I think this piece is very useful. It perfectly epitomizes an attitude which is spreading in some intellectual quarters: use the Covid19 crisis to make some changes permanent, hoping for a world in which people travel less, trade less, rely more on the government. Those on the other side of the debate should take any available opportunity to emphasize that the quarrel is not between those who want to use government capital to satisfy people’s needs, and those who want to use private capital to satisfy people needs: but between those who want the economy to serve the needs of the people, and those who want the economy to supply those goods and services some rulers believe the people should consume.
READER COMMENTS
Don Boudreaux
Sep 28 2020 at 11:05am
Scary stuff from Mazzucato – but, as you note, it’s increasingly par for the “Progressive” course. These people – along with swelling numbers of intellectuals on the political right – seem simply to want to turn the globe into a prison, or series of prisons, with intellectuals as wardens.
Ike Coffman
Sep 29 2020 at 7:31am
OMG, this is quite possibly the worst description of progressive belief that I have ever seen, made worse because it is coming from someone who is generally respected. Progressives want to turn the globe into a prison? Really? Isn’t there another interpretation?
How about this one: progressives see an entirely predictable global crisis occurring right now in real time, one that is arguably existential, and are trying to propose solutions.
Is it really that hard to try to try to see things from other perspectives? I want to say something about tribal polarization here, but I will leave that for another day.
Garrett
Sep 29 2020 at 8:24am
And the solutions tend to be to restrict freedom.
Anders
Oct 12 2020 at 7:40am
This is baffling – I first ran across Mazzucatos work on the role of government spending for innovation. She actually makes a pretty good case that public research, especially in defence, has played a strong, enabling role – and that mechanisms to orient such efforts strategically and recoup some of the returns makes sense.

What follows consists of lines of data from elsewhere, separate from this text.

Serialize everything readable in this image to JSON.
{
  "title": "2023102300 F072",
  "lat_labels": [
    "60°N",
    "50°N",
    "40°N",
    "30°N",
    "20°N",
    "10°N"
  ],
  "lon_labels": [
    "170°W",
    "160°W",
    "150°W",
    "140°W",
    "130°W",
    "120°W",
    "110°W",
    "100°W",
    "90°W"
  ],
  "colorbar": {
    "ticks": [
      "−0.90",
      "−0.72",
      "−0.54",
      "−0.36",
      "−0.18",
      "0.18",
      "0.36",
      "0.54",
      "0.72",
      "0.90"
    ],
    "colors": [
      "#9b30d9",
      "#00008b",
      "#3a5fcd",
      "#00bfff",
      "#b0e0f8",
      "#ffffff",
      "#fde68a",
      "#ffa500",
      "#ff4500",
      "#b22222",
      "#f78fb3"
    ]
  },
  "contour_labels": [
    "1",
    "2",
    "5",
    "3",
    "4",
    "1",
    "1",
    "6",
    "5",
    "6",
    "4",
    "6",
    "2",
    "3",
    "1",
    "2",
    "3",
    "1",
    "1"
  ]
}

It mirrors my personal solution to the problem of student debt: government pays tuition, and recoups most of it through dedicated levies on future income – making education financially attainable to all, while spending a fraction of what it currently does.

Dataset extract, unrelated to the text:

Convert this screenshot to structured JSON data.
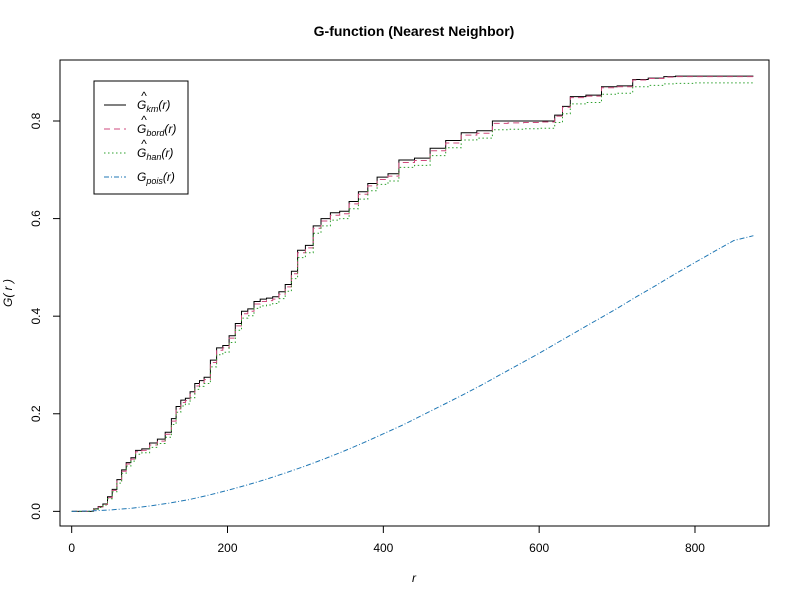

But here, not only does she base her argument on a worst-case scenario that no climate scientist find anywhere near likely; she also assumes that a radical cut in CO2 emissions at this particular stage would make a difference – a particularly mind-boggling one, as human emissions stand for 5% of Co2 in the athmosphere, and CO2 itself makes up only a fraction of total greenhouse gases – and as we know little about ocean absorption, sun spots, cloud projections, and the like.
While we should treat disastrous climate change the way we treat the threat of nuclear war, as unlikely events that nevertheless because of their effects warrant intervention, advocating such a radical cut to liberty and poverty reduction is a far cry from the progressive yet thoughtful advocacy for a productive role of Government through which I got to know her. Perhaps the worst of it is that such a scenario would, just like with Covid-restrictions, disproportionately affect the poor – almost all of the job cuts affected, in the US, people who make less than 60 k a year.
What worries me the most: if all we have to choose from is alarmism and denial (not of climate change; but of the need to take strong measures), then how on earth are we going to forge a consensus and create a dynamic around measures proposed by the likes of Lomborg and Nordhaus, which clearly show that we can radically reduce emissions at modest short-term costs and with positive long term economic AND environmental benefits? We have ran out of things before – and almost always find solutions that were even better (think of the switch from guano to synthetic fertilisers).